Brazilian President Luiz Inácio Lula da Silva pointedly asked his counterpart Donald Trump to lift Washington’s blockade on Cuba, according to an interview published on Sunday in The Washington Post.
Cuba “needs an opportunity,” Lula said in his appeal to Trump to eliminate the unilateral blockade against the island. “What I know is that if the United States opens a negotiating table, not one based on impositions, Cuba will participate,” he emphasized.
Lula reiterated to The Washington Post that, in his May 7th meeting with Trump at the White House, Trump assured him that he would not invade Cuba; However, the most recent coercive measures and the increasingly aggressive rhetoric of the Republican toward the Caribbean nation point in the opposite direction.
During the interview with the newspaper, the Brazilian president warned that those who bow their heads cannot raise them again. “Brazil is very proud of what it is.

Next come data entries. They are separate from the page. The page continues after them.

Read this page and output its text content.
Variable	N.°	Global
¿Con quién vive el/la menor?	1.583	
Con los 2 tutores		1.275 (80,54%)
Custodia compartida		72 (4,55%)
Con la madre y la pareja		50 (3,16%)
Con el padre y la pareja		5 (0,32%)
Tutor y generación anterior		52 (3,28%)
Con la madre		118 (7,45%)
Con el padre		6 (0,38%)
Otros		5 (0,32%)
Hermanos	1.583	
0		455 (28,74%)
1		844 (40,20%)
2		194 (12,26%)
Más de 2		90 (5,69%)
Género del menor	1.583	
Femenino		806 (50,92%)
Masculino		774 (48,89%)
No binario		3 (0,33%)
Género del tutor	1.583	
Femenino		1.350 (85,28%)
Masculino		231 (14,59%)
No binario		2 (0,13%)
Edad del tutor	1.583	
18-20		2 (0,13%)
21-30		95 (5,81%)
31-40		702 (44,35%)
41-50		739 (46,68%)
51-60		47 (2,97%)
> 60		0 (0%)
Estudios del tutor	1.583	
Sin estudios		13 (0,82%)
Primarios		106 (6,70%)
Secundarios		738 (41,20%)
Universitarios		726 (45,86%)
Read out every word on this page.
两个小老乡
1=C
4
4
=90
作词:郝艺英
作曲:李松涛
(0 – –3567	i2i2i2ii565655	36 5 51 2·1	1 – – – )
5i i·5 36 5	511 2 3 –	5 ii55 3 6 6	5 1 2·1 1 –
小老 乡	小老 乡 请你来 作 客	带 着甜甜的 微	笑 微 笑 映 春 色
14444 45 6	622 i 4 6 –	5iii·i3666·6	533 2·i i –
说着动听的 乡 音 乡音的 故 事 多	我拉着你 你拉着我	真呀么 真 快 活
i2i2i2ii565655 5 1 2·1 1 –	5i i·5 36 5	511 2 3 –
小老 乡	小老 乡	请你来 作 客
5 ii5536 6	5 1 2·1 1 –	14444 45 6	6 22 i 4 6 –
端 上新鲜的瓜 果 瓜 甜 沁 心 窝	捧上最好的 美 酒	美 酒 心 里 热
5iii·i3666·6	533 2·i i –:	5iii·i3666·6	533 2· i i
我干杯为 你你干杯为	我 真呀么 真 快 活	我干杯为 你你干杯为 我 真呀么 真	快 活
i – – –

We don’t have to bow down to anyone,” he added.
He commented that Trump knows of his opposition to the war with Iran, “that I disagree with his intervention in Venezuela, and that I condemn the genocide taking place in Palestine,” but that his political differences do not interfere with his relationship with him as head of state.
Lula explained that his wish is for Trump to “treat Brazil with respect, understanding that I am the democratically elected president.” In the interview, his first with a media outlet since the meeting with Trump, the Brazilian president also addressed the political context in Brazil and maintained that the United States should treat Latin America as a partner, not as a target.
Luiz Inácio Lula da Silva served two consecutive terms as president of the South American giant between 2003 and 2010. He then won the 2022 elections, assuming his third term in January 2023 (until 2027).
Now he is seeking another four-year term in the Planalto Palace in a tight race against Flávio Bolsonaro, son of former president Jair Bolsonaro (2019-2023), currently imprisoned after being sentenced to 27 years by the Brazilian courts for attempting to undermine the nation’s democratic rule of law.
The two leaders met briefly at the UN General Assembly in September, days after Bolsonaro’s sentencing. Since then, they have met twice more and spoken by phone four times, the Post noted, describing the former union leader as the veteran lion of the Latin American left.
Lula defends the alliance with the United States, but affirms that it must be done “without relinquishing sovereignty.”